LIEUTENANT COLONEL M. C. GRIFFITH-JONES (Junior Counsel for the United Kingdom): If the Tribunal please, it is my duty to present the case against the Defendant Julius Streicher.
Appendix A of the Indictment, that paragraph of the Appendix relating to Streicher, sets out the positions which he held and which I shall prove. It then goes on to allege that he used those positions and his personal influence and his close connection with the Führer in such a manner that he promoted the accession to power of the Nazi conspirators and the consolidation of their control over Germany, as set forth in Count One of the Indictment; that he authorized, directed, and participated in the Crimes against Humanity, set forth in Count Four of the Indictment, including particularly the incitement of the persecution of the Jews, set forth in Count One and Count Four of the Indictment.

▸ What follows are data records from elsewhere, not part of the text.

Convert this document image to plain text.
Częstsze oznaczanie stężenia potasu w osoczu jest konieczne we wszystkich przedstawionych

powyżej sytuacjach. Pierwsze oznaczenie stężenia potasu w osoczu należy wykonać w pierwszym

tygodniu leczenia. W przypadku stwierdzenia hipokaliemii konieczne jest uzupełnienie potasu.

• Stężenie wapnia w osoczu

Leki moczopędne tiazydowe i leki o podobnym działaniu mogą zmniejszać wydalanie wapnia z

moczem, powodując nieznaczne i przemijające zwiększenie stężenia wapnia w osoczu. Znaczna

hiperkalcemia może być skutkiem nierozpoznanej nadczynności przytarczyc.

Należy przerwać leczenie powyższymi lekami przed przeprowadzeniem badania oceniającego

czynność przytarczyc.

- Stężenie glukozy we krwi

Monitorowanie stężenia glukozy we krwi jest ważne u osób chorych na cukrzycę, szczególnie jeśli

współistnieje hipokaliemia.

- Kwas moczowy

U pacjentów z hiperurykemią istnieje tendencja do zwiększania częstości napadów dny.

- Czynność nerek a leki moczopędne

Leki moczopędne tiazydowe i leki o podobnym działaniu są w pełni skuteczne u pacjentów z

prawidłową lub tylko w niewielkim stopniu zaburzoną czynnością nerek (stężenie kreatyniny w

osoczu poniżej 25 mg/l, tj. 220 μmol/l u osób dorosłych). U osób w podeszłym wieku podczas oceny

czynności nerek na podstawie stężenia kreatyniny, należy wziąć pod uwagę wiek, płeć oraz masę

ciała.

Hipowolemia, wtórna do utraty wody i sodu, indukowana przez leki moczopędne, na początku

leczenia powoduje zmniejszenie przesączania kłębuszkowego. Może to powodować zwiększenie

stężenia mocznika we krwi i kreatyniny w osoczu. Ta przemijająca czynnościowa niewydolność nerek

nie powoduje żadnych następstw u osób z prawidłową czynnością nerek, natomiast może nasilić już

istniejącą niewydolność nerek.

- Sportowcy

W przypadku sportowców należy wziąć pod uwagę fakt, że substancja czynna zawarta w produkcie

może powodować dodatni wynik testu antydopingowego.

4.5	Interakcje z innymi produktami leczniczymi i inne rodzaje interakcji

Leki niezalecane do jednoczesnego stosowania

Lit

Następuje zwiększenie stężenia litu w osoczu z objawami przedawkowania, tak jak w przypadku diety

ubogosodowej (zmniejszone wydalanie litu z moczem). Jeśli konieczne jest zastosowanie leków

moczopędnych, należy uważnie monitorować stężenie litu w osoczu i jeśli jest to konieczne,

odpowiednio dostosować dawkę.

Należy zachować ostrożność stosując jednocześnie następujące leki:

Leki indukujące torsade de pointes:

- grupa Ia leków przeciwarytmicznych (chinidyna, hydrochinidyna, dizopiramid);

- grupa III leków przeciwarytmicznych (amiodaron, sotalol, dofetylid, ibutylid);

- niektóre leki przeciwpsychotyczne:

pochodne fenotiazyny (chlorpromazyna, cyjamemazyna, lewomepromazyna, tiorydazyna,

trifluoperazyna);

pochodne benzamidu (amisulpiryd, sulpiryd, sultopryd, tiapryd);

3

My Lord, the case against this defendant can be, perhaps, described by the unofficial title that he assumed for himself as “Jew-baiter Number One.” It is the Prosecution’s case that for the course of some 25 years this man educated the whole of the German people in hatred and that he incited them to the persecution and to the extermination of the Jewish race. He was an accessory to murder, perhaps on a scale never attained before.
With the Tribunal’s permission I propose to prove quite shortly the position and influence that he held and then to refer the Tribunal to several short extracts from his newspapers and from his speeches and then to outline the part that he played in the particular persecutions that occurred against the Jews between the years 1933 and 1945.
My Lord, perhaps before I start, I might say that the document book before the members of the Tribunal is arranged in the order in which I intend to refer to the documents. They are paged and there is an index at the beginning of the book and if the Tribunal have got what is called the trial brief, it is in effect a note of the evidence to which I shall refer and again in the order in which I shall refer to it, which may be of some assistance.
My Lord, this defendant was born in 1885. He became a school teacher in Nuremberg and formed a party of his own, which he called the German Socialist Party. The chief policy of that party, again, was anti-Semitism. In 1922 he handed over his party to Hitler; and there is a glowing account of his generosity which appears in Hitler’s Mein Kampf, which I do not think it worth occupying the time of the Tribunal in reading. It appears as Document M-3, and is the first document in the Tribunal’s document book. The copy of Mein Kampf is already before the Tribunal as Exhibit GB-128.
The appointments that he held in the Party and State were few. From 1921 until 1945 he was a member of the Nazi Party. In 1925 he was appointed Gauleiter of Franconia, and he remained as such until about February of 1940; and from the time that the Nazi Government came into power in 1933 until 1945, he was a member of the Reichstag. In addition to that he held the title of Obergruppenführer in the SA. All that information appears in Document 2975-PS, which is already exhibited as Exhibit Number USA-9, and is the affidavit that he made himself.
The propaganda that he carried out throughout those years was chiefly done through the medium of his newspapers. He was the editor and publisher of the paper called Der Stürmer, which was a weekly journal, from 1922 until 1933; and thereafter the publisher and owner of the paper.
In 1933 he also founded and thereafter, I think, published—certainly was responsible for—the daily newspaper called the Fränkische Tageszeitung.
There were, in addition to that and particularly later, several others, mostly local journals, that he published from Nuremberg.